Он подошел к одному англичанину, который был с покойным в большой дружбе, и спросил, кто эта певица, чей голос ему незнаком, хотя поет она слишком хорошо, чтобы быть безвестной.

– Это певица, в чей голос лорд Драммонд был страстно влюблен, – отвечал англичанин. – Ее хорошо знают в Италии, но во Франции она никогда не выступала.

– Синьора Олимпия? – перебил его Самуил.

– Она самая. Умирая, лорд Драммонд заклинал ее оказать ему эту милость – спеть «Реквием» на его заупокойной службе, утверждая, что голос, который был ему так дорог, и в гробу еще раз осчастливит его. Госпожа Олимпия ему это обещала и, как видите, держит слово.

– Значит, лорд Драммонд знал, что она здесь?

– Нет, он послал ей эту просьбу в Венецию, еще в первую неделю своей болезни, чувствуя, что он болен смертельно. Ему оттуда ответили, что в Венеции синьоры Олимпии больше нет и где она, неизвестно.

– Стало быть, вы не знаете, с каких пор синьора Олимпия в Париже? – спросил Самуил.

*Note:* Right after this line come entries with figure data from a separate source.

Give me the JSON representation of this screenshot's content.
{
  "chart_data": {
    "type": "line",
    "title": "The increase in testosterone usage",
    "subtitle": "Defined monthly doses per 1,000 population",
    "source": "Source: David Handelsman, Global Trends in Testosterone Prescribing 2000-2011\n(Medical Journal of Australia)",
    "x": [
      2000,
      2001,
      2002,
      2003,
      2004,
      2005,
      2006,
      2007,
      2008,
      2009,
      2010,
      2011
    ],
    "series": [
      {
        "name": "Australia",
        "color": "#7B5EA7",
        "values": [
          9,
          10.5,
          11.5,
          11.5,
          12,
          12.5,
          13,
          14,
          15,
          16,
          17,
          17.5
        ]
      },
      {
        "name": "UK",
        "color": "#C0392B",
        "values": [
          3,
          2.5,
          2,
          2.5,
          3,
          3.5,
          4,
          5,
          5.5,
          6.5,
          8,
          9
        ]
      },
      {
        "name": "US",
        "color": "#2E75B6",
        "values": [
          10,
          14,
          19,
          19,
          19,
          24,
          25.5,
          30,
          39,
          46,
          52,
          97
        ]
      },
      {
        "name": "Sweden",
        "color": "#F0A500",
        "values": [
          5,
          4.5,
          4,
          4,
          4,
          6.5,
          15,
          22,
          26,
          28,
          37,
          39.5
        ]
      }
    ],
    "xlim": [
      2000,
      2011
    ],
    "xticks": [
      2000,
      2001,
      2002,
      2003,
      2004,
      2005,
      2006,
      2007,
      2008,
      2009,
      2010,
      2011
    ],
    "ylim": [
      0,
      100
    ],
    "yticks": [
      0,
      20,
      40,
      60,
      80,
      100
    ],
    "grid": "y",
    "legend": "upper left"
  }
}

– Не имею ни малейшего понятия, – ответил англичанин, которого начинали удивлять столь настойчивые расспросы. Самуил оставил его и вернулся к Юлиусу.

– Это и в самом деле Олимпия, – сказал он, сверля собеседника глазами.

Но на лице Юлиуса не дрогнул ни один мускул.

– А, – протянул он без тени волнения. – И кто тебе это сказал?

– Близкий друг лорда Драммонда.

– А!

«Ни одного движения, и во взгляде ни искорки, – подумал Самуил, наблюдая за невозмутимым Юлиусом. – Или в жилах у него не осталось ни капли живой крови, или он ловко это скрывает. Ба! С какой стати ему притворяться? Да и способен ли он, в его-то состоянии и в эти годы, проявить такую силу, такое постоянство воли, он, который и в двадцать лет, в полном расцвете юности, никогда не имел ни воли, ни характера? Однако если Олимпия уже провела какое-то время в Париже, то не ради лорда Драммонда, коль скоро ему пришлось посылать людей на ее поиски. А покинуть Венецию и вернуться в Париж она могла только ради Юлиуса. Если так, она должна была известить его о своем возвращении. Почему же он не сказал мне об этом? Если он мог от меня это скрыть, так, возможно, и еще что-нибудь скрывает! В этом загадочном возвращении Олимпии есть какой-то секрет. Уж не плетут ли они вместе заговор против меня? Я встречусь с Олимпией. Если она видела Юлиуса, ей все известно: она знает, и что произошло в Сен-Дени в вечер дуэли, и каковы теперь намерения Юлиуса. Я ее заставлю говорить. Да, это средство все узнать. Юлиус ничего не желает мне рассказать, но чтобы я не вытянул всего, что мне нужно, из женщины, в дело должен вмешаться сам дьявол!»